Para quem não teve a oportunidade de conhecer, o Programa era o oposto do que se faz hoje nas chamadas rádios rock. Três jornalistas, conhecedores e críticos musicais tocavam o queriam, entrevistavam quem queriam e falavam mal de quem achavam que deviam. Eles não eram escravos das gravadoras e não tocavam nada parecido com o que se ouve por aí.
Tenho que confessar que minha dívida com este programa companheiro das noites e madrugadas de segunda-feira é enorme. Simplesmente ele me apresentou o Belle And Sebastian e os Strokes – para ficar nos mais importantes -, bandas que hoje habitam meu top 5 e top 20, respectivamente.
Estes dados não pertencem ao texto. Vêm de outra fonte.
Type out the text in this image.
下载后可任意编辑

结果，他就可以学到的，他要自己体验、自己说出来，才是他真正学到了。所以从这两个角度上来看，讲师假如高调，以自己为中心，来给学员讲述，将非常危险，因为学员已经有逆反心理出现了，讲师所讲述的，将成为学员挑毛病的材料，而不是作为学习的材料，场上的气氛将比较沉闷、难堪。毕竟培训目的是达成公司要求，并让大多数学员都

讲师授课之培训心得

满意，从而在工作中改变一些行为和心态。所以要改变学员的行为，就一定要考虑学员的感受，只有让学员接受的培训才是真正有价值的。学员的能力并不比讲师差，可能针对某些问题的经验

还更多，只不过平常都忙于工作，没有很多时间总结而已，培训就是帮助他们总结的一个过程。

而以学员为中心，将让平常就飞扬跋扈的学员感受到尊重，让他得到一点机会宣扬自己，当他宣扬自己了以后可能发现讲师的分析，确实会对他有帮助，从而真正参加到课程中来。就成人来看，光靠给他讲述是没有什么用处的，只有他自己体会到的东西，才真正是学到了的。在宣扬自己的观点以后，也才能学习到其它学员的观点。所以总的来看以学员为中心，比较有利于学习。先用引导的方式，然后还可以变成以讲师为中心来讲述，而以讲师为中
E não era apenas a música a grande atração. De vez em quando eles tocavam umas coisas eletrônicas chatas, mas o modo como o programa era apresentado o fazia único. Não havia normas, regrinhas, tudo era bem espontâneo, até despretensioso e, acima de tudo, o Garagem era extremamente engraçado. Cada semana tinha uma pergunta fictícia para os ouvintes darem suas respostas e concorrerem a prêmios. Os alvos preferidos eram figurinhas carimbadas da música, como Carlinhos Brown e Caetano Veloso, e as respostas eram de fazer uma boa piada do Casseta e Planeta parecer o momento mais sem graça da história da Rede Globo.
Os convidados sempre foram um caso a parte. Basicamente participavam dois tipos: Pessoas praticamente desconhecidas, cuja simplicidade, ingenuidade e produção bizarra rendiam muitas risadas. Nestes, grandes exemplos são o campeão de luta livre Trovão e a dupla de cantores populares Carlos Mendes e Jota C. Na outra vertente estavam pessoas com um currículo respeitável, como os apresentadores Fábio Massari e Gastão Moreira, e artistas que não têm lugar na vendida programação de nossas rádios.
Entre as bandas que lá se apresentaram, alguns momentos antológicos. Quem ouviu o Mudhoney mandando bala exclusivamente para o Garagem sabe do eu estou falando. O Superchunk com um acústico, a lenda do punk Buzzcocks e os criativos e loucos Trail Of Death nos deram mostras de suas produções com exclusividade através do finado programa.
Bianca Esperança
Dos ouvintes ilustres do Garagem, uma se destaca. É a garota Bianca, de Capivari. Certo dia, em 1999, ela ligou para o Programa e contou seu dilema. A menina reclamava que nos intervalos de sua escola só tocava pagode e axé, e ela queria ouvir rock, mas ninguém aceitava. O curioso é que Bianca tinha na época uns 7 anos apenas. Diante de fato tão especial, os caras colocaram ela no ar e armaram uma campanha, a “Bianca Esperança”. Algum tempo depois foi liberado o rock n roll na escola da garota e até aconteceu uma festa transmitida ao vivo no Programa, lá por volta da meia noite.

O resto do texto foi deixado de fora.